Exhibit 5.1

 

 

March 6, 2025

 

GT Biopharma, Inc.

505 Montgomery Street, 10th Floor

San Francisco, California 94111

 

Ladies and Gentlemen:

 

We have acted as counsel to GT Biopharma, Inc., a Delaware corporation (the “Company”), in connection with the Registration Statement on Form S-3 (including all amendments and supplements thereto, the “Registration Statement”), filed by the Company under the Securities Act of 1933, as amended (the “Securities Act”) on or about the date hereof. The Company has provided us with a prospectus (the “Prospectus”) which forms part of the Registration Statement. The Registration Statement, including the Prospectus, covers the registration for resale of up to 625,283 shares of common stock, $0.001 par value (the “Common Stock”), of the Company (the “Inducement Warrant Shares”), consisting of (i) up to 302,069 shares of Common Stock, issuable upon the exercise of Series A Inducement Warrants (the “Series A Inducement Warrants”), (ii) up to 302,069 shares of Common Stock issuable upon the exercise of Series B Inducement Warrants (the “Series B Inducement Warrants” and together with the Series A Inducement Warrants, the “Inducement Warrants”), and (iii) up to 21,145 shares of Common Stock issuable upon the exercise of Placement Agent Common Stock Purchase Warrants (the “Inducement Placement Agent Warrants,” and together with the Inducement Warrants, the “2025 Inducement Warrants”). The Inducement Warrants were issued by the Company pursuant to those certain warrant exercise inducement offer letter agreements, dated as of February 25, 2025, by and between the Company and certain holders of existing warrants to purchase the Company’s Common Stock (each an “Inducement Letter” and together, the “Inducement Letters”).

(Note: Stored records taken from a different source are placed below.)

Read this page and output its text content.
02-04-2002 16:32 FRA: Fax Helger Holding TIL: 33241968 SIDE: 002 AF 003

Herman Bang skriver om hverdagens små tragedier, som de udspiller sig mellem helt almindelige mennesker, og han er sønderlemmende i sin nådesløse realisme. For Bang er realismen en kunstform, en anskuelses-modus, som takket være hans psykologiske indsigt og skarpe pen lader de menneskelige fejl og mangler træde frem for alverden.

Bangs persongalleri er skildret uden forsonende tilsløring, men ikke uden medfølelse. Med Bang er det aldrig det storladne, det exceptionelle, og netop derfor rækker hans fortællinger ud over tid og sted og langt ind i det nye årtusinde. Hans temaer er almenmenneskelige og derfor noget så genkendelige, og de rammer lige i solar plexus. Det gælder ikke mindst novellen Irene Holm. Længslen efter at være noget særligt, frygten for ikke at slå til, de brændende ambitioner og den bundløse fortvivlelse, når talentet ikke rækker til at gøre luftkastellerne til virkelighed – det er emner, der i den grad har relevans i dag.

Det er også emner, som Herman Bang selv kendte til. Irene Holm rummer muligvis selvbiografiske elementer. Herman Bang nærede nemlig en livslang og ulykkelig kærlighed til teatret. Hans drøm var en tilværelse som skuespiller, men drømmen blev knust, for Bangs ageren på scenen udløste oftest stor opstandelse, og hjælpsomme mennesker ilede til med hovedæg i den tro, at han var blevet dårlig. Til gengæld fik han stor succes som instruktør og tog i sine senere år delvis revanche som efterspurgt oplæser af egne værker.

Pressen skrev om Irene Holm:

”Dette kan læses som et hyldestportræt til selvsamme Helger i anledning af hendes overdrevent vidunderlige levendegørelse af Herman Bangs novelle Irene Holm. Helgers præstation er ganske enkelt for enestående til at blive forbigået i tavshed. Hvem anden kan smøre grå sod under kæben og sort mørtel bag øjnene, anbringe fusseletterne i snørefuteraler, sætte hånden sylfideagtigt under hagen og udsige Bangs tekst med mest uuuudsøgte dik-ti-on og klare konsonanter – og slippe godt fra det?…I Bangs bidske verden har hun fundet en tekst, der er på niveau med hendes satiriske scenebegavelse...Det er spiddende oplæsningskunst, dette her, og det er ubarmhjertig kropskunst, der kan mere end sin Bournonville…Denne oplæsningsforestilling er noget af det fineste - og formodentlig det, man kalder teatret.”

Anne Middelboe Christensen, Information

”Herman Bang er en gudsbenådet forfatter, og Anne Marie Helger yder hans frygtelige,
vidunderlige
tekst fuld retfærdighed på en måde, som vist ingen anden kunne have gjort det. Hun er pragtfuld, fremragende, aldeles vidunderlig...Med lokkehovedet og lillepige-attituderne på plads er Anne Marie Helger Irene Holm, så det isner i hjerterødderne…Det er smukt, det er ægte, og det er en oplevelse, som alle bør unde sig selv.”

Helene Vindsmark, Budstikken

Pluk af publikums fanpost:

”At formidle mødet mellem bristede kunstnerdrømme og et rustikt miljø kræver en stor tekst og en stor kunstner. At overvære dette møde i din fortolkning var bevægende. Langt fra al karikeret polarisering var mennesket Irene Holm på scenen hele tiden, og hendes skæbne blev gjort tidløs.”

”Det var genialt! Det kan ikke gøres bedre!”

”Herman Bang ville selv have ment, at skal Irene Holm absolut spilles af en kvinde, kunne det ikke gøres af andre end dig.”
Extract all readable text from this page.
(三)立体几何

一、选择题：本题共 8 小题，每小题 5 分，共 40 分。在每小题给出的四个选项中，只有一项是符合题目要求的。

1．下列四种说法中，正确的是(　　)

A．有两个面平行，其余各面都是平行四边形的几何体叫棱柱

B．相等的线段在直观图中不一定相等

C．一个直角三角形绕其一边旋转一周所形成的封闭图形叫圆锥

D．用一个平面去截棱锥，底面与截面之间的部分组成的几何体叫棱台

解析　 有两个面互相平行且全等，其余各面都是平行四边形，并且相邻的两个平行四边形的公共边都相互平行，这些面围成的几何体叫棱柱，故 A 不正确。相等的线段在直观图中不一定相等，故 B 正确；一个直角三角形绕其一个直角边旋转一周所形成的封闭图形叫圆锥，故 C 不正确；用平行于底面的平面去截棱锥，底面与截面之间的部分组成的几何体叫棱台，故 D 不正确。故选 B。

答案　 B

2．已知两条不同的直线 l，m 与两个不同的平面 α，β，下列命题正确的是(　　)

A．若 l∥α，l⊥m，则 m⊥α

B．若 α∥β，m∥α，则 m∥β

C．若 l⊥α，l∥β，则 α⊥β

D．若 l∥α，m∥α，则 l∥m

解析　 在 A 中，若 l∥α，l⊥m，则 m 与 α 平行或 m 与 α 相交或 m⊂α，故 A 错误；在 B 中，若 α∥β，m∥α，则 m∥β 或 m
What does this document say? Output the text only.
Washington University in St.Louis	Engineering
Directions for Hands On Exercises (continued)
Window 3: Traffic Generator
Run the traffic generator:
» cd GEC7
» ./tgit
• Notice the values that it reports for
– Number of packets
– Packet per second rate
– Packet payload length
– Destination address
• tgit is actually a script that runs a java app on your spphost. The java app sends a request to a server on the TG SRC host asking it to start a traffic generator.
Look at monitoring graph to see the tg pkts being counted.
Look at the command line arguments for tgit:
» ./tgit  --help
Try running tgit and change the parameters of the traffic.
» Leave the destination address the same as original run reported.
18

The Inducement Placement Agent Warrants were issued by the Company pursuant an engagement agreement, dated February 13, 2025, between the Company and H.C. Wainwright & Co., LLC (the “HCW Engagement Letter”).

 

In connection with this opinion, we have examined and relied upon the Registration Statement, the Prospectus, the Inducement Letters, the HCW Engagement Letter, the 2025 Inducement Warrants, the Company’s certificate of incorporation and bylaws, each as currently in effect, and such other records, documents, opinions, certificates, memoranda and instruments as in our judgment are necessary or appropriate to enable us to render the opinion expressed below.

 

15260 Ventura Boulevard, 20th Floor * Sherman Oaks, California 91403

office > 818.444.4500 * fax > 818.444.4520

 

1316 3rd Street Promenade, Suite 107 * Santa Monica, California 90401

office > 310.746.9800 * fax > 310.395.5292

 

 
 

 

 

GT Biopharma, Inc.

March 6, 2025

Page 2

 

 

We have assumed the genuineness of all signatures, the authenticity of all documents submitted to us as originals, the conformity to originals of all documents submitted to us as copies, the accuracy, completeness and authenticity of certificates of public officials and the due authorization, execution and delivery of all documents by all persons other than the Company where authorization, execution and delivery are prerequisites to the effectiveness thereof. As to any factual matters, we have made no independent investigation of such facts and have relied, to the extent that we deem such reliance proper, upon certificates of public officials and officers or other representatives of the Company.

 

Our opinion herein is expressed solely with respect to the General Corporation Law of the State of Delaware. Our opinion is based on these laws as in effect on the date hereof. We express no opinion as to whether the laws of any other jurisdiction are applicable to the subject matter hereof and express no opinion and provide no assurance as to compliance with any federal or state law, rule or regulation relating to securities or to the sale or issuance thereof.

 

With respect to the Inducement Warrant Shares, we express no opinion to the extent that future issuances of securities of the Company, adjustments to outstanding securities of the Company or other matters cause the 2025 Inducement Warrants to be exercisable for more shares of Common Stock than the number available for issuance by the Company. Further, we have assumed that the exercise price of the 2025 Inducement Warrants will not be adjusted to an amount below the par value per share of the Common Stock.

 

On the basis of the foregoing and in reliance thereon, and subject to the qualifications herein stated, we are of the opinion that upon the valid exercise of the 2025 Inducement Warrants in accordance with their terms, and in accordance with and in the manner described in the Registration Statement and the Prospectus, the Inducement Warrant Shares will be validly issued, fully paid and non-assessable.

 

We hereby consent to the filing of this opinion as an exhibit to the Registration Statement and to the reference to our firm under the caption “Legal Matters” in the Prospectus which forms part of the Registration Statement. In giving our consent, we do not hereby admit that we are in the category of persons whose consent is required under Section 7 of the Securities Act or the rules and regulations thereunder. This opinion is expressed as of the date hereof, and we disclaim any undertaking to advise you of any subsequent changes in the facts stated or assumed herein or of any subsequent changes in applicable law.